Amore

Amore
Titre original:Amore
Réalisateur:Luca Guadagnino
Sortie:Cinéma
Durée:119 minutes
Date:22 septembre 2010
Note:
La neige tombe sur Milan, le jour où les Recchi, un clan de riches industriels, fêtent dans la demeure familiale l’anniversaire du vieux patriarche. Celui-ci se retire des affaires et annonce qu’il délègue la gestion de l’entreprise à son fils Tancredi et à son petit-fils Edouardo. Le jeune homme vient de perdre une course contre Antonio, un cuisinier et ami proche, qui rêve d’ouvrir un restaurant gastronomique dans les montagnes près de San Remo. Antonio passe à la maison des Recchi et fait alors brièvement la connaissance de Emma, la mère d’Edouardo, d’origine russe. Quelques mois plus tard, ils se revoient, lors d’une fête qu’Edouardo organise pour annoncer ses fiançailles. Emma, jusque là une femme au foyer distinguée, mais effacée, tombe alors sous le charme d’Antonio et de ses plats succulents.

Critique de Tootpadu

Ce ne sont pas les personnages qui sont au centre de ce film italien, mais les décors, urbains ou campagnards, au sein desquels ils évoluent. La distance qui s’instaure entre le spectateur et l’action devient sensible dès le générique, avec ses impressions d’une ville enneigée, et la préparation fiévreuse de la fête d’anniversaire qui s’ensuit. Nous ne sommes visiblement pas ici chez un disciple de Robert Altman, qui avait su transformer une situation comparable dans Gosford Park en un ballet à la fois magistralement orchestré et discrètement révélateur des rapports de force entre les différents personnages. Dans le film de Luca Guadagnino, une vague sensation d’étouffement transparaît au mieux à travers cette fête de famille, finalement pauvre en conséquences directes sur la suite de l’intrigue.
Car il faudra attendre assez longtemps avant qu’Emma ne se défasse des chaînes de son milieu feutré et stérile pour vivre un amour passionnel avec l’ami cuisinier de son fils. La dimension sociale de cette affaire des cœurs n’occupe qu’une place secondaire dans le film, d’un parce qu’Emma, l’étrangère, ne fait partie de l’aristocratie milanaise que par alliance, et de deux à cause de l’élan d’entrepreneur d’Antonio, qui, lui, souhaite encore créer quelque chose, en l’occurrence un restaurant sur les hauteurs de San Remo, tandis que la fortune des Recchi est déjà sur le déclin, depuis la transformation de l’usine familiale en société internationale à vocation financière. Amore n’est pas non plus un mélodrame fanfaron, en dépit du revirement final, atrocement théâtral. Ce film donne davantage l’impression que le réalisateur s’est laissé aller dans sa prétention visuelle, sans que ce fourvoiement esthétique n’ait d’incidence palpable sur le récit.

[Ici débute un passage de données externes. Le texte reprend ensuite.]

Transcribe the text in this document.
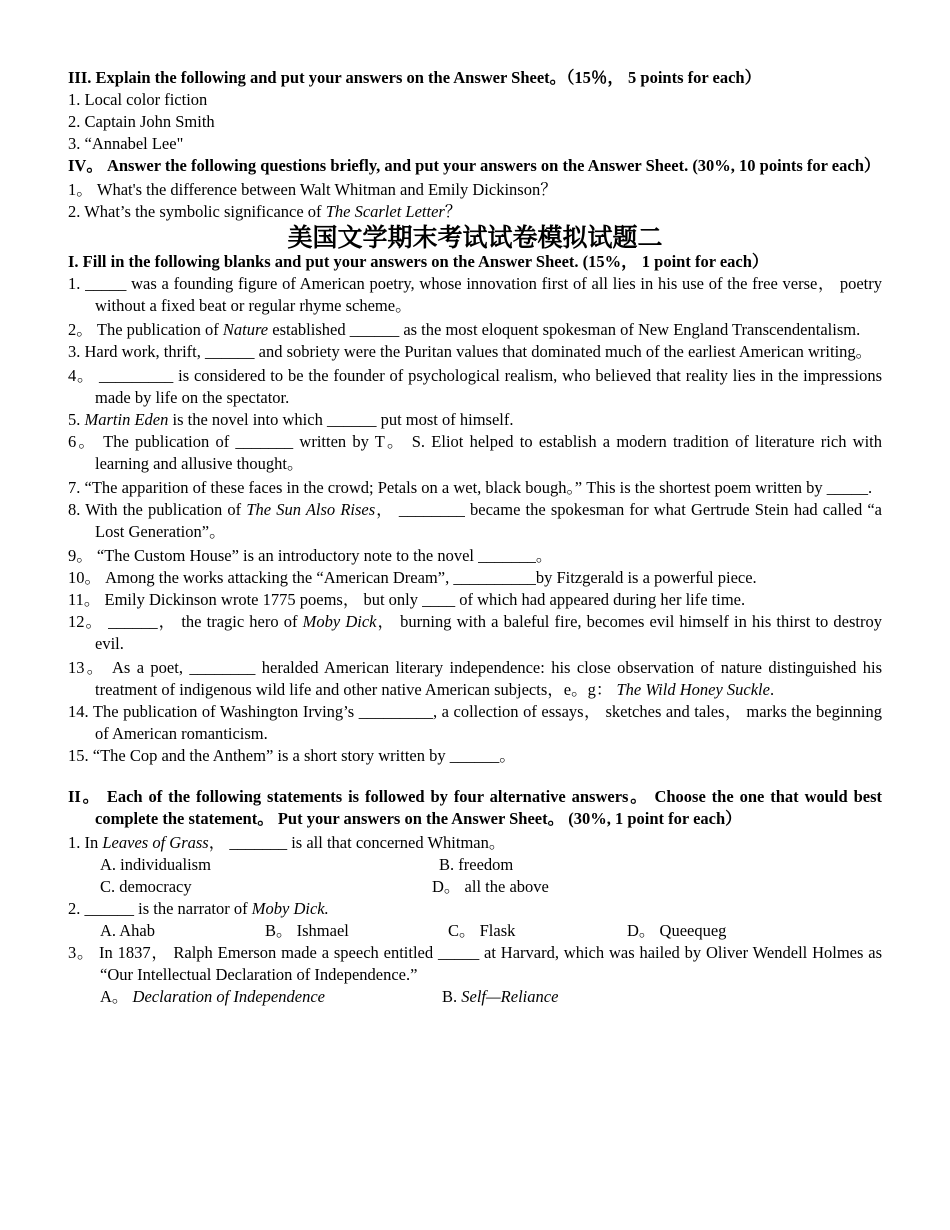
III. Explain the following and put your answers on the Answer Sheet。（15％， 5 points for each）
1. Local color fiction
2. Captain John Smith
3. “Annabel Lee"
IV。 Answer the following questions briefly, and put your answers on the Answer Sheet. (30%, 10 points for each）
1。 What's the difference between Walt Whitman and Emily Dickinson？
2. What’s the symbolic significance of The Scarlet Letter？
美国文学期末考试试卷模拟试题二
I. Fill in the following blanks and put your answers on the Answer Sheet. (15%， 1 point for each）
1. _____ was a founding figure of American poetry, whose innovation first of all lies in his use of the free verse， poetry without a fixed beat or regular rhyme scheme。
2。 The publication of Nature established ______ as the most eloquent spokesman of New England Transcendentalism.
3. Hard work, thrift, ______ and sobriety were the Puritan values that dominated much of the earliest American writing。
4。 _________ is considered to be the founder of psychological realism, who believed that reality lies in the impressions made by life on the spectator.
5. Martin Eden is the novel into which ______ put most of himself.
6。 The publication of _______ written by T。 S. Eliot helped to establish a modern tradition of literature rich with learning and allusive thought。
7. “The apparition of these faces in the crowd; Petals on a wet, black bough。” This is the shortest poem written by _____.
8. With the publication of The Sun Also Rises， ________ became the spokesman for what Gertrude Stein had called “a Lost Generation”。
9。 “The Custom House” is an introductory note to the novel _______。
10。 Among the works attacking the “American Dream”, __________by Fitzgerald is a powerful piece.
11。 Emily Dickinson wrote 1775 poems， but only ____ of which had appeared during her life time.
12。 ______， the tragic hero of Moby Dick， burning with a baleful fire, becomes evil himself in his thirst to destroy evil.
13。 As a poet, ________ heralded American literary independence: his close observation of nature distinguished his treatment of indigenous wild life and other native American subjects，e。g： The Wild Honey Suckle.
14. The publication of Washington Irving’s _________, a collection of essays， sketches and tales， marks the beginning of American romanticism.
15. “The Cop and the Anthem” is a short story written by ______。
II。 Each of the following statements is followed by four alternative answers。 Choose the one that would best complete the statement。 Put your answers on the Answer Sheet。 (30%, 1 point for each）
1. In Leaves of Grass， _______ is all that concerned Whitman。
A. individualism	B. freedom
C. democracy	D。 all the above
2. ______ is the narrator of Moby Dick.
A. Ahab	B。 Ishmael	C。 Flask	D。 Queequeg
3。 In 1837， Ralph Emerson made a speech entitled _____ at Harvard, which was hailed by Oliver Wendell Holmes as “Our Intellectual Declaration of Independence.”
A。 Declaration of Independence	B. Self—Reliance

Il est ainsi révélateur qu’il cite la séquence la plus artificielle de Philadelphia de Jonathan Demme, celle où le personnage interprété par Tom Hanks est complètement absorbé par son délire pour Maria Callas. De la même façon, Luca Guadagnino se construit sa tour d’ivoire, faite de la musique symphonique de John Adams, de la photo trop précieuse de Yorick Le Saux, et du montage jamais organique de Walter Fason, depuis laquelle il observe avec un détachement de plus en plus pesant ce qui se passe dans son royaume fictif.
Le plus curieux dans cette affaire est toutefois que le réalisateur cherche à se distancier en théorie d’un tel parti pris formel, puisqu’il affirme dans le dossier de presse qu’il veut contourner le piège « de l’esthétisme, qui consiste à filmer de beaux paysages sans que cela n’apporte rien à la narration » pour ne pas créer un film « patiné et luxueux ». Or, Amore se situe précisément sur le terrain filmique rarement excitant, où la prétention du style prend sans peine le dessus sur une expression poétique accessible, compréhensible, ou tout au moins engageante. C’est certes un film joli à regarder, mais qui peine cruellement à transmettre le drame intérieur qui agite le personnage central, que Tilda Swinton interprète néanmoins avec une grâce éthérée qui convient malgré tout au ton vague et incertain du film.